Pertama, apabila mereka berjalan di muka bumi, terlihat dari sikapnya itu sifat kesederhanaan, jauh dari sifat sombong, langkahnya tetap teratur tidak dibuat-buat karena ingin menarik perhatian orang.

Kedua, apabila ada orang yang mengucapkan kata-kata yang tidak pantas atau tidak senonoh kepada mereka, dan mereka tidak membalasa kata-kata itu, melainkan menjawabnya dengan ucapan yang baik yang mengandung nasehat dan harapan semoga dia mendapat hidayah dari Allah. Demikianlah sikap Rasulullah Saw bila diserang dan dihina dengan kata-kata yang kasar, beliau tetap berlapang dada dan menyantuninya. Perhatikan firman Allah dalam Surah Al-Furqan ayat 63:
Wa ‘ibaadurrahmaani lladziina yamsyuuna ‘alal ardhi haunan wa idzaa khaathabahumul jaahiluuna qaaluu salaaman.
Ketiga, apabila malam telah sunyi sepi, manusia telah dibuaikan tidur nyenyak, mereka mengerjakan shalat tahajjud. Mereka tinggalkan kesenangan dan kenyamanan tidur, mereka resapkan dengan sepenuh jiwa dan raga, bagaimana nikmat dan tenteramnya di kala bermunajat dengan Tuhan. Mereka lakukan shalat seperti yang dilakukan Rasulullah Saw., karena dengan shalat malam ini jiwa mereka menjadi suci dan bersih, iman mereka bertambah kepada Tuhan. Dan saat itulah mereka memohon dan berdoa dengan penuh khusyu’ dan tawadhu’ untuk diampuni dosanya dan dilimpahi rahmat dan keridhaan-Nya. Perhatikan ayat 64 selanjutnya:

Wa lladziina yabiituuna li rabbihim sujjadan wa qiyaaman.

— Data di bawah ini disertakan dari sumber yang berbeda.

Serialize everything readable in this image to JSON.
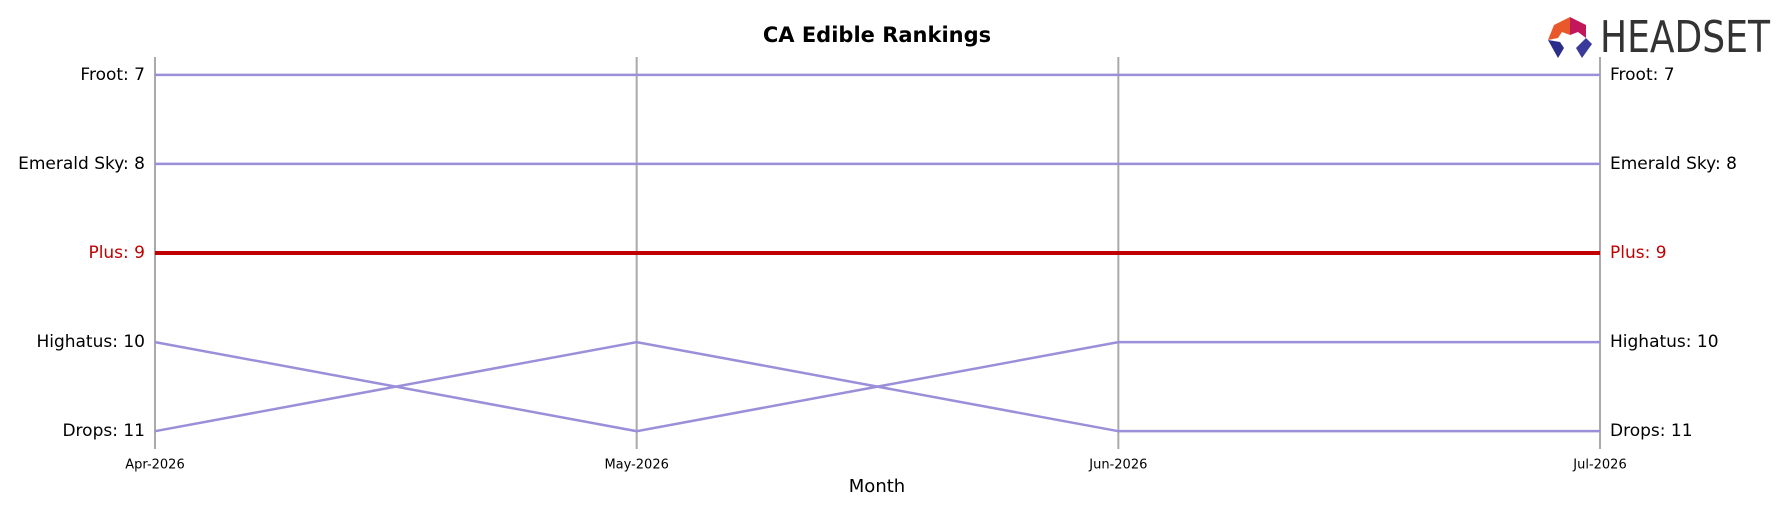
{
  "chart_data": {
    "type": "bump",
    "title": "CA Edible Rankings",
    "x_label": "Month",
    "logo": "HEADSET",
    "categories": [
      "Apr-2026",
      "May-2026",
      "Jun-2026",
      "Jul-2026"
    ],
    "ylim": [
      11.2,
      6.8
    ],
    "series": [
      {
        "color": "#9b8fd9",
        "values": [
          7,
          7,
          7,
          7
        ],
        "value_labels": [
          "Froot: 7",
          null,
          null,
          "Froot: 7"
        ]
      },
      {
        "color": "#9b8fd9",
        "values": [
          8,
          8,
          8,
          8
        ],
        "value_labels": [
          "Emerald Sky: 8",
          null,
          null,
          "Emerald Sky: 8"
        ]
      },
      {
        "color": "#c00000",
        "values": [
          9,
          9,
          9,
          9
        ],
        "value_labels": [
          "Plus: 9",
          null,
          null,
          "Plus: 9"
        ]
      },
      {
        "color": "#9b8fd9",
        "values": [
          10,
          11,
          10,
          10
        ],
        "value_labels": [
          "Highatus: 10",
          null,
          null,
          "Highatus: 10"
        ]
      },
      {
        "color": "#9b8fd9",
        "values": [
          11,
          10,
          11,
          11
        ],
        "value_labels": [
          "Drops: 11",
          null,
          null,
          "Drops: 11"
        ]
      }
    ]
  }
}
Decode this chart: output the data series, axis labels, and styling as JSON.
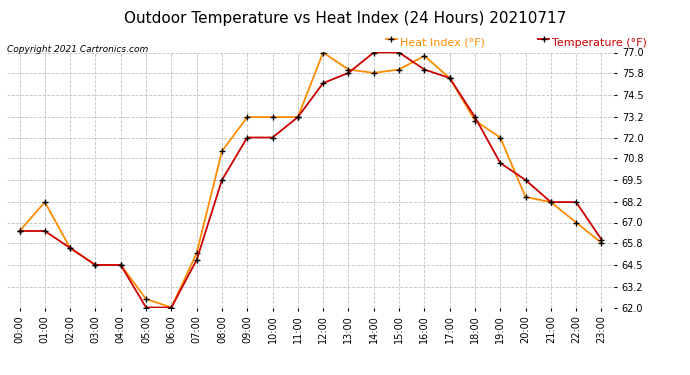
{
  "title": "Outdoor Temperature vs Heat Index (24 Hours) 20210717",
  "copyright_text": "Copyright 2021 Cartronics.com",
  "legend_heat": "Heat Index (°F)",
  "legend_temp": "Temperature (°F)",
  "hours": [
    0,
    1,
    2,
    3,
    4,
    5,
    6,
    7,
    8,
    9,
    10,
    11,
    12,
    13,
    14,
    15,
    16,
    17,
    18,
    19,
    20,
    21,
    22,
    23
  ],
  "temperature": [
    66.5,
    66.5,
    65.5,
    64.5,
    64.5,
    62.0,
    62.0,
    64.8,
    69.5,
    72.0,
    72.0,
    73.2,
    75.2,
    75.8,
    77.0,
    77.0,
    76.0,
    75.5,
    73.2,
    70.5,
    69.5,
    68.2,
    68.2,
    66.0
  ],
  "heat_index": [
    66.5,
    68.2,
    65.5,
    64.5,
    64.5,
    62.5,
    62.0,
    65.2,
    71.2,
    73.2,
    73.2,
    73.2,
    77.0,
    76.0,
    75.8,
    76.0,
    76.8,
    75.5,
    73.0,
    72.0,
    68.5,
    68.2,
    67.0,
    65.8
  ],
  "temp_color": "#cc0000",
  "heat_color": "#ff8c00",
  "marker_color": "black",
  "ylim_min": 62.0,
  "ylim_max": 77.0,
  "yticks": [
    62.0,
    63.2,
    64.5,
    65.8,
    67.0,
    68.2,
    69.5,
    70.8,
    72.0,
    73.2,
    74.5,
    75.8,
    77.0
  ],
  "bg_color": "#ffffff",
  "grid_color": "#bbbbbb",
  "title_fontsize": 11,
  "axis_fontsize": 7,
  "legend_fontsize": 8
}
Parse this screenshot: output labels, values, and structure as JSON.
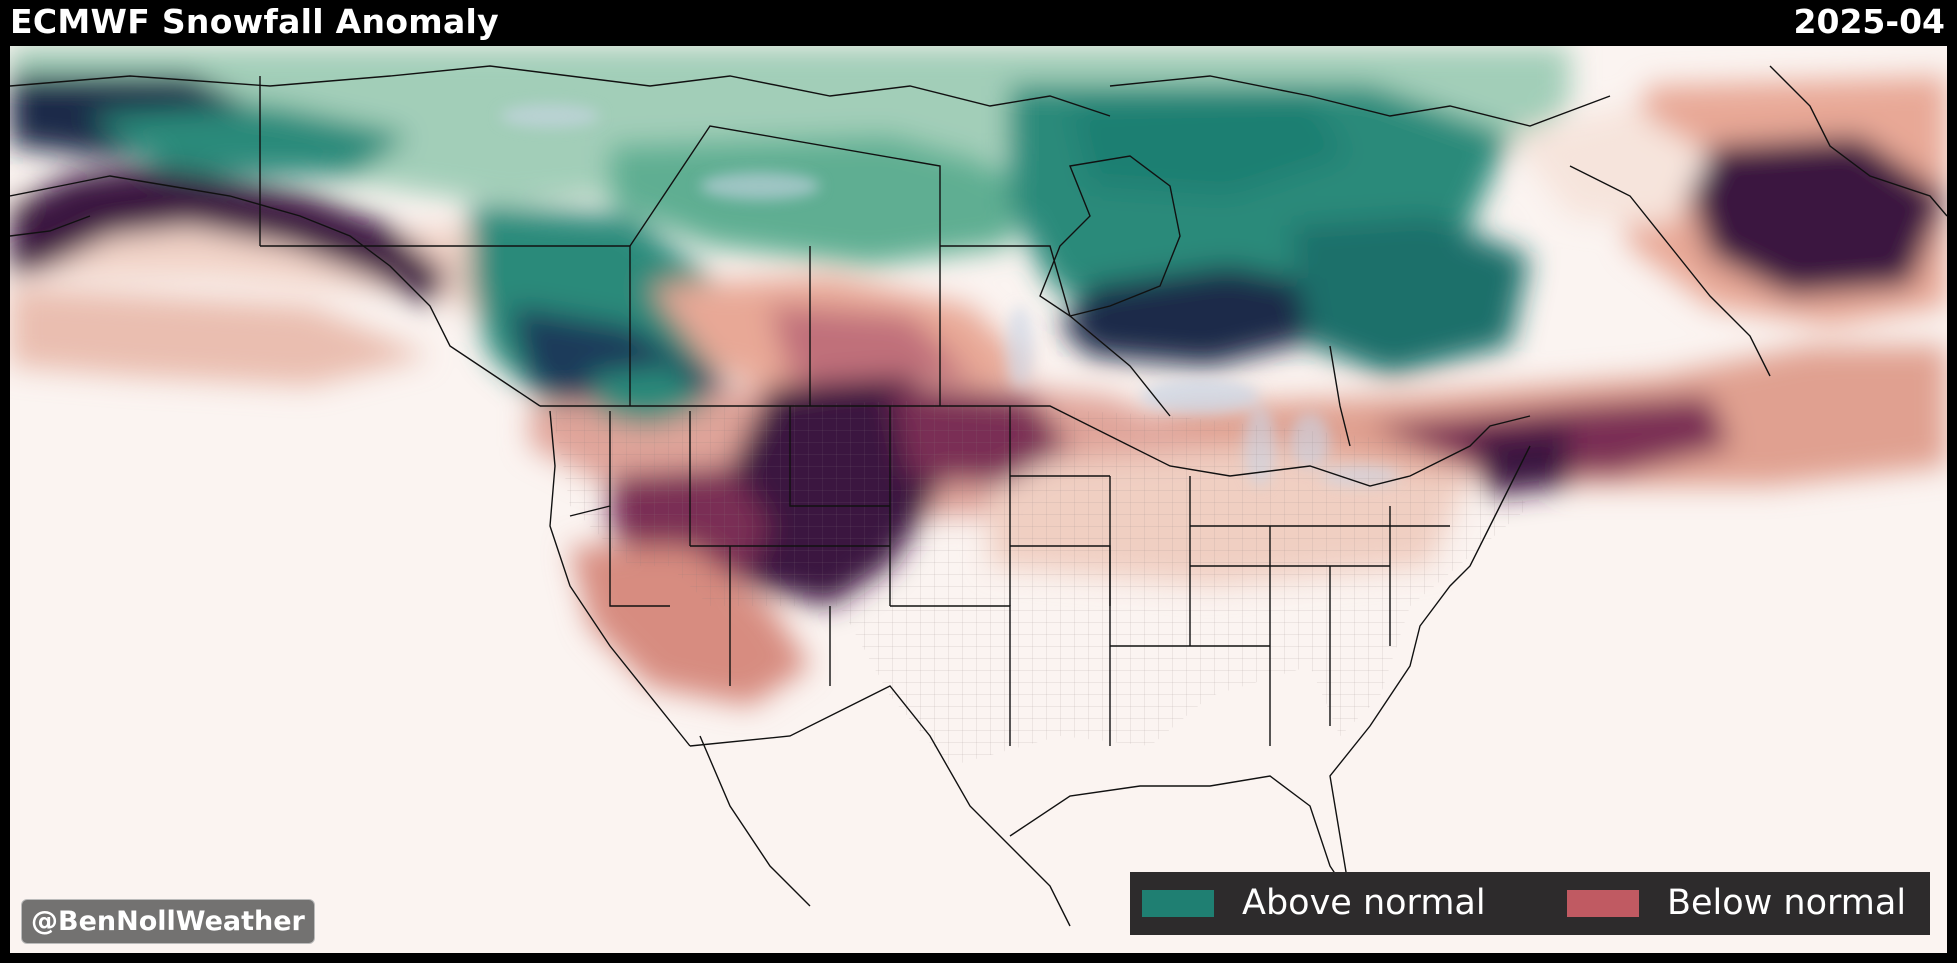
{
  "header": {
    "title": "ECMWF Snowfall Anomaly",
    "date": "2025-04"
  },
  "watermark": "@BenNollWeather",
  "legend": {
    "items": [
      {
        "label": "Above normal",
        "color": "#1f7f72"
      },
      {
        "label": "Below normal",
        "color": "#c05a62"
      }
    ]
  },
  "colors": {
    "ocean_background": "#fbf4f1",
    "strong_above": "#1a2a4a",
    "above": "#2a8a7a",
    "weak_above": "#7fbfa5",
    "weak_below": "#e8b8a8",
    "below": "#c0707a",
    "strong_below": "#3a1440",
    "lake": "#c9d6e6",
    "boundary": "#111111"
  }
}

Dan dalam surah As-Sajdah ayat 16 Allah Swt berfirman:

Tatajaafaa junuubuhm ‘anil madhaaji’ yad’uuna rabbahum khawfan wa thma’an wa mimmaa razaqnaahum yunfiquun.
Keempat, mereka selalu mengingat hari akhirat, hari perhitungan, di mana semua manusia akan mempertanggunjwabkan perbutannya. Yang baik diberi ganjaran berlipat ganda dan yang jahat diberi balasan yang setimpal. Di saat munajat itu tergambarlah dalam pikiran mereka, bagaimana ganasnya api neraka yang selalu menanti para hamba Allah yang durhaka. Di kala itu meneteslah air mata mereka dan mereka memohon dengan sungguh-sungguh agar dibebaskan dari siksaan api neraka yang ganas itu. Hal itu dikemukakan Allah dalam Surah Al-Furqan ayat 65-66:

Wa lladziina yaquuluuna rabbanshrif ‘annaa ‘adzaaba jahannama inna ‘adzaabahaa kaana gharaaman. Innahaa saa`ats mustaqarran wa muqaaman.

Kelima, apabila menafkahkan harta, mereka tidak terlalu boros dan tidak pula terlalu kikir, tetapi tetap memelihara keseimbangan antara kedua sifat yang buruk itu. Sifat boros akan membawa kepada kemusnahan harta dan kerusakan masyarakat, karena seorang yang boros akan menghambur-haburkan kekayaannya dengan jalan yang merusak seperti judi, main perempuan dan minuman keras. Demikian juga sifat kikir segan mengeluarkan harta untuk dirinya, apalagi untuk masyarakat. Di sini ayat 67 Surah Al-Furqan Allah berfirman:
Wa lladziina idzaa anfaquu lam ysurifuu wa lam yaqturuu wa kaana bayna dzaalika qawaaman.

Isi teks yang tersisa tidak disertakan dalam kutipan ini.